How To Talk To Your Loved Ones About Your Final Wishes

Death is an unavoidable fact of life. At some point, we will all need Reading, PA cremations. However sad it may be, the reality is that none of us will live forever.

While a majority of people don’t want to even think, forget about discussing, about their eventual demise, there are people who wish to talk to their loved ones about their final wishes.

However, we must understand that discussing death or final wishes with family and close friends is not an easy task.
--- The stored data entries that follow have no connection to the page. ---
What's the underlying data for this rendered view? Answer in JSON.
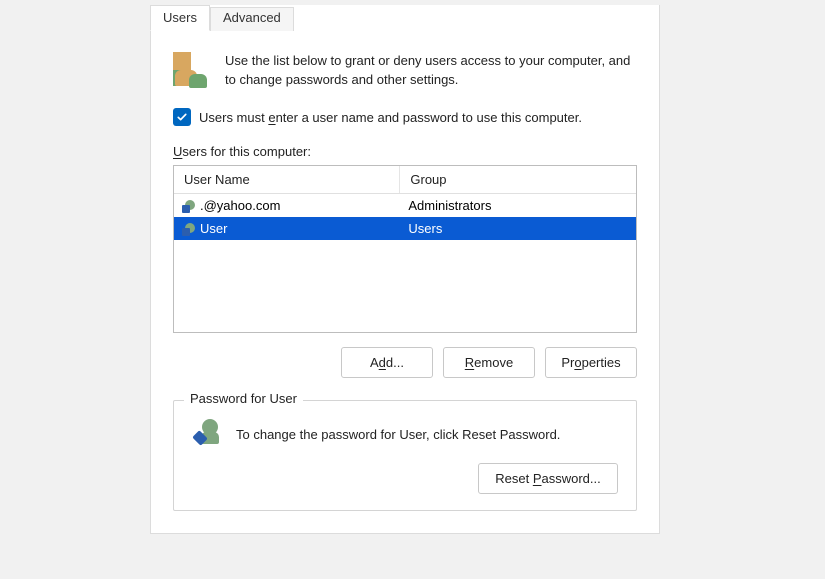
{
  "tabs": {
    "users": "Users",
    "advanced": "Advanced"
  },
  "intro": "Use the list below to grant or deny users access to your computer, and to change passwords and other settings.",
  "require_login_label_html": "Users must <u>e</u>nter a user name and password to use this computer.",
  "users_section_label_html": "<u>U</u>sers for this computer:",
  "columns": {
    "user": "User Name",
    "group": "Group"
  },
  "rows": [
    {
      "user": ".@yahoo.com",
      "group": "Administrators",
      "selected": false
    },
    {
      "user": "User",
      "group": "Users",
      "selected": true
    }
  ],
  "buttons": {
    "add_html": "A<u>d</u>d...",
    "remove_html": "<u>R</u>emove",
    "properties_html": "Pr<u>o</u>perties"
  },
  "password_group_title": "Password for User",
  "password_text": "To change the password for User, click Reset Password.",
  "reset_password_html": "Reset <u>P</u>assword..."
}
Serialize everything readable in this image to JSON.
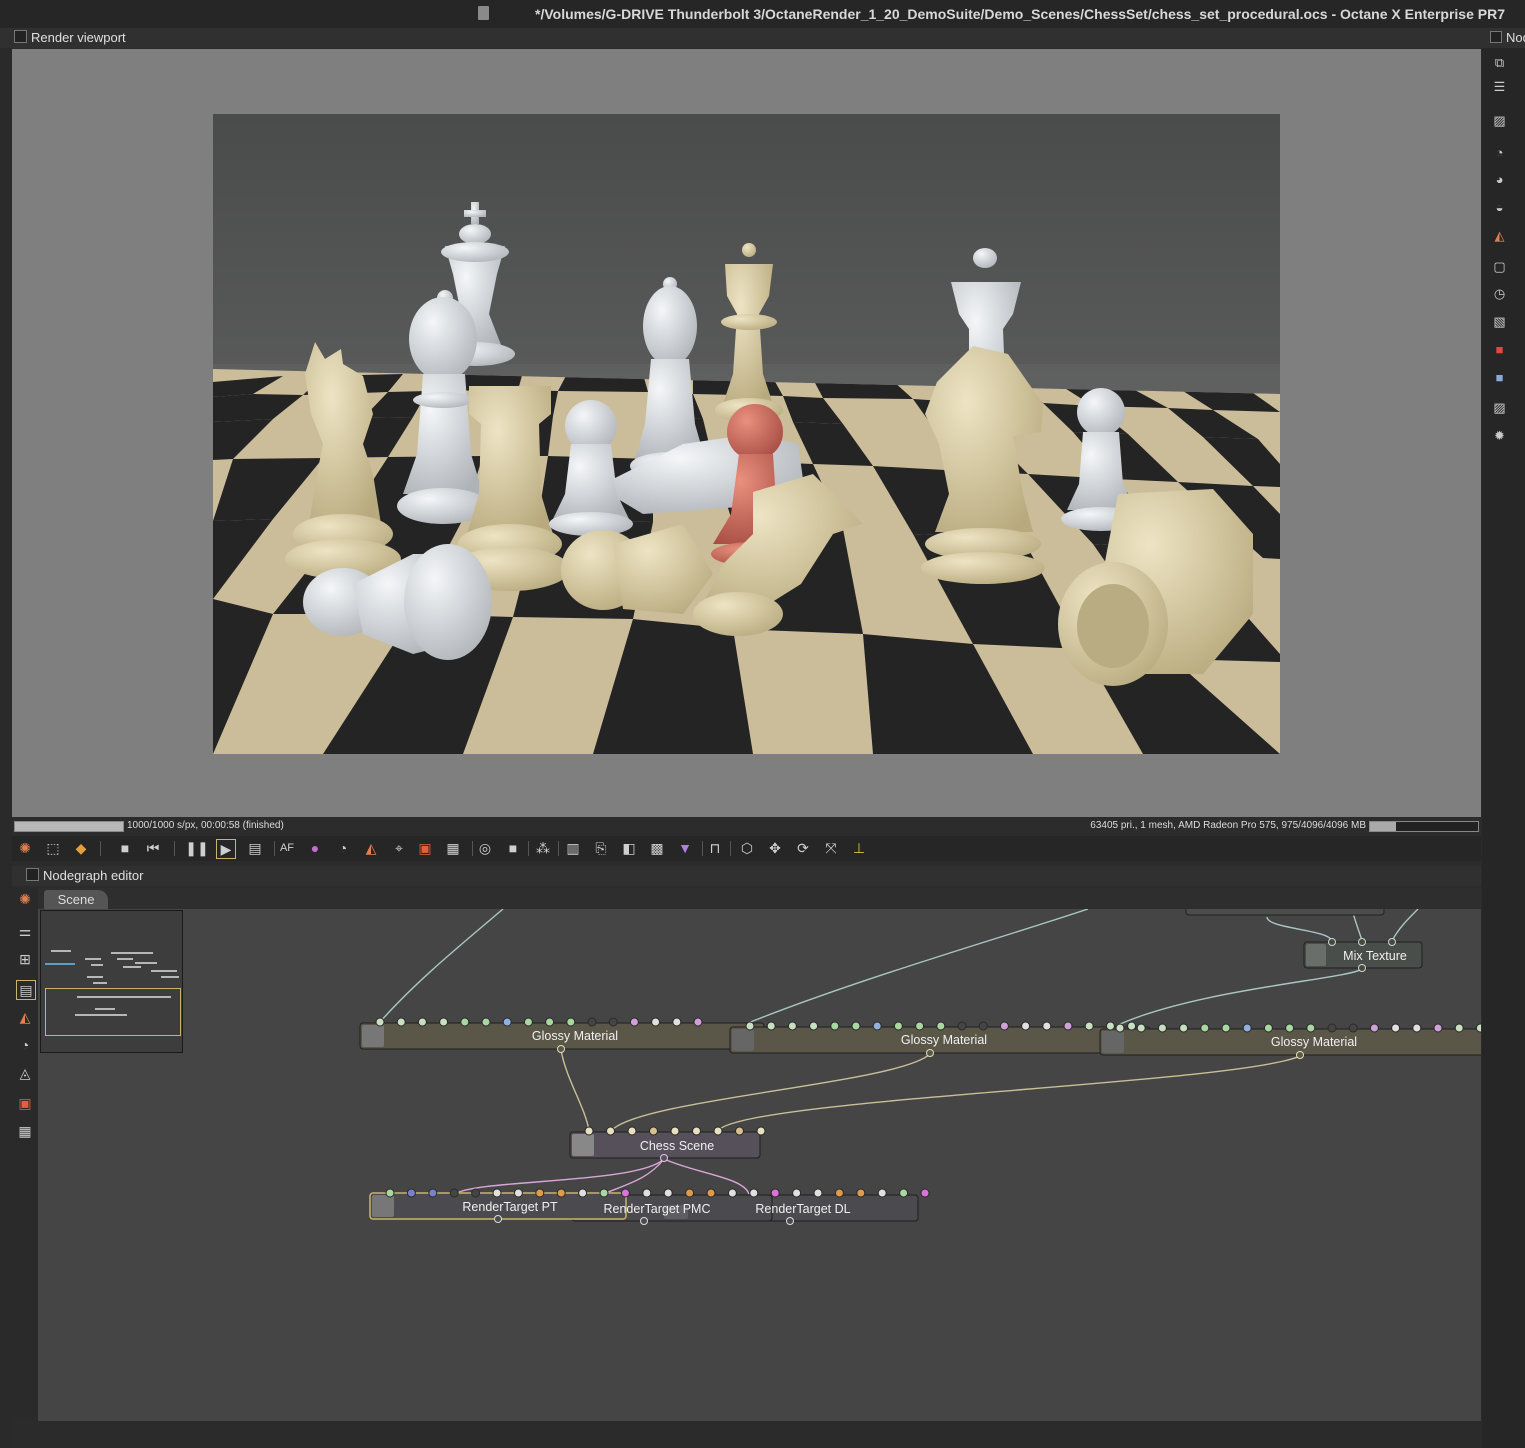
{
  "window": {
    "title": "*/Volumes/G-DRIVE Thunderbolt 3/OctaneRender_1_20_DemoSuite/Demo_Scenes/ChessSet/chess_set_procedural.ocs - Octane X Enterprise PR7"
  },
  "render_viewport": {
    "panel_title": "Render viewport",
    "progress_text": "1000/1000 s/px, 00:00:58 (finished)",
    "progress_fraction": 1.0,
    "stats_text": "63405 pri., 1 mesh, AMD Radeon Pro 575, 975/4096/4096 MB",
    "memory_fraction": 0.24
  },
  "toolbar": {
    "buttons": [
      "octane-logo-icon",
      "region-icon",
      "cube-icon",
      "stop-icon",
      "restart-icon",
      "pause-icon",
      "play-icon",
      "preview-icon",
      "aov-icon",
      "color-picker-icon",
      "focus-picker-icon",
      "material-picker-icon",
      "object-picker-icon",
      "render-region-icon",
      "film-region-icon",
      "snapshot-icon",
      "clay-mode-icon",
      "lock-icon",
      "viewport-resolution-icon",
      "copy-icon",
      "save-icon",
      "layers-icon",
      "checker-icon",
      "triangle-icon",
      "unlock-icon",
      "box-icon",
      "move-icon",
      "rotate-icon",
      "scale-icon",
      "axis-icon"
    ]
  },
  "nodegraph": {
    "panel_title": "Nodegraph editor",
    "tab": "Scene",
    "nodes": {
      "glossy_1": "Glossy Material",
      "glossy_2": "Glossy Material",
      "glossy_3": "Glossy Material",
      "mix_texture": "Mix Texture",
      "chess_scene": "Chess Scene",
      "rt_pt": "RenderTarget PT",
      "rt_pmc": "RenderTarget PMC",
      "rt_dl": "RenderTarget DL"
    }
  },
  "right_panel": {
    "header": "Nod"
  },
  "colors": {
    "node_material": "#5a5648",
    "node_texture": "#4a4e4b",
    "node_scene": "#55505a",
    "node_rendertarget": "#4b4b4f",
    "wire_material": "#c8c09a",
    "wire_texture": "#a9c6c4",
    "wire_scene": "#d9a6d8",
    "selection": "#c8b46a"
  }
}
Often people feel stressed and don’t really know how to introduce the topic.

Here we bring a few pointers that can help ease the process.

Reassure Your Loved Ones

Before you discuss this with your loved ones, assure them that you are not trying to upset them with this conversation, but you are initiating this because you love them a lot. You just don’t want to burden them with the responsibility of making difficult decisions about your funeral. Your planning is just an expression of your love and not to hurt them in any manner whatsoever.

Draw Out a List

Jotting down all that you want to discuss with the family is a great idea. Creating a list will help you have a concrete discussion without distracting from the topic. While disagreements can at times happen during such talks, if you have certain specific things to discuss, it may reduce the chances.

Choose a Comfortable Setting

Your final wishes are special to you and can’t be discussed with everyone. You can conduct this discussion in a closed environment with all the relevant family members. You would also need a comfortable place where you can discuss this conveniently. Rather than conducting various meetings, it is better to discuss this only once in front of all the related people.

Be Clear About Your Wishes

When you discuss the end of your life with your loved ones, every family member or loved one present will have something or the other to say about it. Some of them might even urge you to make a different choice. But if you are clear about your wishes and know what exactly you want, it will help you to be firm about your stand. While sticking to your wishes is important, you should have an open mind. You might love the idea proposed by a loved one and perhaps that might suit your preferences in a better manner.

Be Clear About the Kind of Funeral You Want

Today, there is an array of options available in the society. Be clear about the kind of funeral you want. Tell them frankly if you want a traditional funeral or a low key memorial service. Do you want to donate any organ after you are gone so that someone else can make it in this world with your body parts? Discussing such things in advance and will relieve your family members of the tough choices at the time of your demise.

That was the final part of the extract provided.